Le pacte d'alliance prévoit que son fils Massinissa, prince des Massylès, aille poursuivre sa formation à Karthage, en tant qu'otage royal, accompagné de la reine Titrit. Il y rencontrera Safanis Baal, la fille du général Azrou Baal, avec laquelle il nouera une idylle brûlante qui le poussera à provoquer à la fin de son instruction une offensive contre Syphax, dont il sortira vainqueur, sa mère toujours à ses côtés. Le général Astour Baal lui promet la main de Safanis Baal, dès son retour d'Espagne où la guerre entre Karthage et Rome fait rage. Pendant ce temps, le général Hanni Baal vole de victoire en victoire sur le sol romain...
Une chronique fourmillant de détails et romancée, dédiée à la Numidie, au temps de l'encor' prince héritier Massinissa (par la suite, il règnera durant 43 ans, autant que Ramsès II). Bien sûr, il y a, aussi, des combats, des conspirations, de la trahison, de la colère, une ville puissante, un port marchand où l'on parlait le berbère, le punique et le grec, sans compter d'autres langues aux sonorités de plus en plus étranges, mais gagné, de plus en plus, par la corruption marchande, la négociation (faisant oublier les générations de bâtisseurs et de conquérants)... et de l'amour.
Une chronique de deux héros puniques, le premier en devenir et qui va commencer, après un dur apprentissage des armes à Karthage («le meilleur entraînement militaire au monde et sans doute la meilleure éducation aussi»), à voler de victoire en victoire sur le front ibérique.
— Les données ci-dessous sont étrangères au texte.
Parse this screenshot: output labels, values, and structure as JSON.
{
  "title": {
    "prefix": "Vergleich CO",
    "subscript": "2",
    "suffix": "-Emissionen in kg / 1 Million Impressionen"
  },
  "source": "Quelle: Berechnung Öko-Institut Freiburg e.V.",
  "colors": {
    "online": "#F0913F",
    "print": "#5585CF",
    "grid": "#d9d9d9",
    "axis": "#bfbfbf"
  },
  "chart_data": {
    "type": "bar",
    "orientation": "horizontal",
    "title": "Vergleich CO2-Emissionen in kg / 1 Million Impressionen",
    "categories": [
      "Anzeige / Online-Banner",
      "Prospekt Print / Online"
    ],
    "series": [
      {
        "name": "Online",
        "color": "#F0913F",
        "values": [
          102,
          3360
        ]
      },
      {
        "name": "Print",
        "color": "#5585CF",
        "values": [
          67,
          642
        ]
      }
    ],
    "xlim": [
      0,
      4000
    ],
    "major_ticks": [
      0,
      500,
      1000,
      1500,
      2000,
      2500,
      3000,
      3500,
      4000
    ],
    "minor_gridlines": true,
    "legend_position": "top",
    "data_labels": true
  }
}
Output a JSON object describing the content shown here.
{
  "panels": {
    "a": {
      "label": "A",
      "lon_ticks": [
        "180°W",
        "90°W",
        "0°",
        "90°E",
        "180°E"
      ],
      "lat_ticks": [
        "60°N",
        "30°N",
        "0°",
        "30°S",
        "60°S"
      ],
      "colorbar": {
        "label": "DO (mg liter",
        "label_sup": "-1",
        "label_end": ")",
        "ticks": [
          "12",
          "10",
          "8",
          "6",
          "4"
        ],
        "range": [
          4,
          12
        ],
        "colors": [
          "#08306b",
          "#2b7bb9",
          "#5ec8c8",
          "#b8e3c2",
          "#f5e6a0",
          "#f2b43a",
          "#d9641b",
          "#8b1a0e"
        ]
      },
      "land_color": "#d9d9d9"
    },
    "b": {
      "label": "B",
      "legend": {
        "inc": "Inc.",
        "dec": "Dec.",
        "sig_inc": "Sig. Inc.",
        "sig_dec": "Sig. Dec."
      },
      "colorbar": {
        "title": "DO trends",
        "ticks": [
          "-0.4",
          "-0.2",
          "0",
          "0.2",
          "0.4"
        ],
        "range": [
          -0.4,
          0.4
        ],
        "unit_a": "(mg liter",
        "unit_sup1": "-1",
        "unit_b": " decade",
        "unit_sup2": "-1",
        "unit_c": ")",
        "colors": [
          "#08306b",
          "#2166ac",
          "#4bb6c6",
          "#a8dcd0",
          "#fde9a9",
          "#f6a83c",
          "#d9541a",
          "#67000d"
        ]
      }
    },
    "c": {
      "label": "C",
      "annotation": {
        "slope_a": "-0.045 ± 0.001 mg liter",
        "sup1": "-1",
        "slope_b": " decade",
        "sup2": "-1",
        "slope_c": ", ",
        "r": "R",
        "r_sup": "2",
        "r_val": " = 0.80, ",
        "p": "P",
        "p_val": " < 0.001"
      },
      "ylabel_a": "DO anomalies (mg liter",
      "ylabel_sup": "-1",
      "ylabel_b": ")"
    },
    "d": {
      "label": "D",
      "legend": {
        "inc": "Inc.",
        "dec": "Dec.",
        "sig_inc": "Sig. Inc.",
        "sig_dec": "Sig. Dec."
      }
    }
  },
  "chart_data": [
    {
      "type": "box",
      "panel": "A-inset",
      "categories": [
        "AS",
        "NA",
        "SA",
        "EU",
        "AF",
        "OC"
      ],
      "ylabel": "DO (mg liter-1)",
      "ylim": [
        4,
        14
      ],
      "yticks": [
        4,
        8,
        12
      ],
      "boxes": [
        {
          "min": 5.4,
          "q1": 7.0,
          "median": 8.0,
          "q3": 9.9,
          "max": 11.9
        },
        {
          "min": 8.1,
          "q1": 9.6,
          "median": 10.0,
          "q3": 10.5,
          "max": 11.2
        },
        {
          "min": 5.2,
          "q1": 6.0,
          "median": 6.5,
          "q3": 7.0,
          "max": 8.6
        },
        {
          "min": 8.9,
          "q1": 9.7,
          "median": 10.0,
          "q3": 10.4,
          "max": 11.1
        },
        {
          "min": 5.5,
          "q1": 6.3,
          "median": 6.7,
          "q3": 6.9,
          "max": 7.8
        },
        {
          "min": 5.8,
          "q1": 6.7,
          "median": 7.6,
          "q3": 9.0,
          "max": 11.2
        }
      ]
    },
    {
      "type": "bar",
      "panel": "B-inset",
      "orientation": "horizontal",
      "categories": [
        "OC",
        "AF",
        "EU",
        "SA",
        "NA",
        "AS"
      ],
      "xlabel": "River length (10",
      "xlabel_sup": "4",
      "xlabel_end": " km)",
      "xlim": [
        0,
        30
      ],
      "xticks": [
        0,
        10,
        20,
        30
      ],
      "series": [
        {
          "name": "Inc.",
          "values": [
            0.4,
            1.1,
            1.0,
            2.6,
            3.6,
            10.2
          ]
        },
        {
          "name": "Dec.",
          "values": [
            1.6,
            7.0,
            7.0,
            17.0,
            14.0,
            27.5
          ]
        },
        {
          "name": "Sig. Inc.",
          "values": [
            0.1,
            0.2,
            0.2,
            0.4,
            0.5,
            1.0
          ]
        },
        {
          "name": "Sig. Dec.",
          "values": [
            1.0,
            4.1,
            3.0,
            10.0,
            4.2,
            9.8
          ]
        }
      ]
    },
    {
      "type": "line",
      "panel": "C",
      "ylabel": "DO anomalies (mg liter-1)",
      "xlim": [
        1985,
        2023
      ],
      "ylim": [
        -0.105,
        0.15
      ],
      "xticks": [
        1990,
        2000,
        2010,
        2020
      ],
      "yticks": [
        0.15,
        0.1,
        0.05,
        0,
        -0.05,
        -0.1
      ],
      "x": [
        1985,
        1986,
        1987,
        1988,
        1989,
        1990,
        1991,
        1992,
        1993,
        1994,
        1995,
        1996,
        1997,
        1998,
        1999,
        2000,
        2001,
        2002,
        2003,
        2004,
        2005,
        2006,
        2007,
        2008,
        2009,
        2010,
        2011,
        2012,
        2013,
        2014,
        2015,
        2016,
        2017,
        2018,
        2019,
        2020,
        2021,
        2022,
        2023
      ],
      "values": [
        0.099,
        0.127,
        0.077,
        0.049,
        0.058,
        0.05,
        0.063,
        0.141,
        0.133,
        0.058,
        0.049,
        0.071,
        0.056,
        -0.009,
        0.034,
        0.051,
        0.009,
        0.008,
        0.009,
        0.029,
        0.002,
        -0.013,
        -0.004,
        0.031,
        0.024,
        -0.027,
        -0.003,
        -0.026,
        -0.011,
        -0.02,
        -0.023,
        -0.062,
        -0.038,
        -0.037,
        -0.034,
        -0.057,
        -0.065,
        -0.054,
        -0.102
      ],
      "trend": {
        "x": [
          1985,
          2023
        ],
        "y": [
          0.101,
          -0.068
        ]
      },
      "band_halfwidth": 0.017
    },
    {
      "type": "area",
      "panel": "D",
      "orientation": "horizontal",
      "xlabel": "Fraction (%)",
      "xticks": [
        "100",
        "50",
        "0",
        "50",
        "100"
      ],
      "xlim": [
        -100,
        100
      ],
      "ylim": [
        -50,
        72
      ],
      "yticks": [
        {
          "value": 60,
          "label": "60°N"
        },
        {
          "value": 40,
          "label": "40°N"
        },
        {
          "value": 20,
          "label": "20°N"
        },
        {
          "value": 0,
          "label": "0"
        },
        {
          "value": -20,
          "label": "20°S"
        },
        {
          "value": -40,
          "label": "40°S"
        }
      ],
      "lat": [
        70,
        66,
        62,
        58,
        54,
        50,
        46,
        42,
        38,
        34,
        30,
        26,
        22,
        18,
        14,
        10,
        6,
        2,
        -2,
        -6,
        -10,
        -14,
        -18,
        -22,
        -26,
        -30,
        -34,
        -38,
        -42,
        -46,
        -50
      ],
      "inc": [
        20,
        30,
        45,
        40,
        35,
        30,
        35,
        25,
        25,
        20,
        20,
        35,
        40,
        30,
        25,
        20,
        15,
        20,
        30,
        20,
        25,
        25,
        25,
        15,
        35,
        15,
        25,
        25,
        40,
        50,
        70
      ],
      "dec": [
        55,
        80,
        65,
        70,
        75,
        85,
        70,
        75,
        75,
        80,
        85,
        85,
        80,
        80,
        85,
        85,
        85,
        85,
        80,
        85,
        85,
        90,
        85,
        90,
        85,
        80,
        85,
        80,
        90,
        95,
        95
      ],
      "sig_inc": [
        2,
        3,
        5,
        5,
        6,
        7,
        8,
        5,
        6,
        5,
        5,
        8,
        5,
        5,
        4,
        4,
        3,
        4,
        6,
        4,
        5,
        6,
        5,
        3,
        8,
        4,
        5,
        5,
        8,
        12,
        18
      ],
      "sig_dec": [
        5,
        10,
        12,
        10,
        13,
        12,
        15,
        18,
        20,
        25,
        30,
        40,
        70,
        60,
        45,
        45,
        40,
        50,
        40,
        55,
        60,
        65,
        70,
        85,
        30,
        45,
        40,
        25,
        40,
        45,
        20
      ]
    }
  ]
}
Toujours montant le même destrier, Tzil. Et ce, toujours prince et amoureux fou de Safanis Baal, sa promise; le second celui de Hanni Baal parti conquérir la Gaule et l'Italie... et abattre Rome.
L'Auteur : Originaire de Chullu (Collo). Professeur de Civilisation en début de carrière (Université de Constantine). Se spécialise par la suite en communication et en commerce international. Enseignant en management des entreprises, journaliste, chroniqueur...
Extraits : «Karthage se distingue par l'opulence de ses citoyens, la culture de ses élites, le prestige de son activité maritime et commerciale, mais aussi par la pratique rigoureuse de la religion. Beaucoup de jeunes aristocrates embrassent le métier de prêtres» (p 60), «Si le Punique prédominait presque partout, Karthage était une cité où apparemment toutes les affinités du monde pouvaient se croiser, s'entrecroiser et se séparer sans aucun préjugé de supériorité, à part, peut-être, la foi de Baal, la religion des origines» (p 84), «Le Seksou n'est pas le fruit du hasard... Il a une dimension mystique, car il porte en lui l'empreinte de quatre éléments nécessaires à la transmutation alchimique.Le feu... la terre... l'eau... l'air» (p 159).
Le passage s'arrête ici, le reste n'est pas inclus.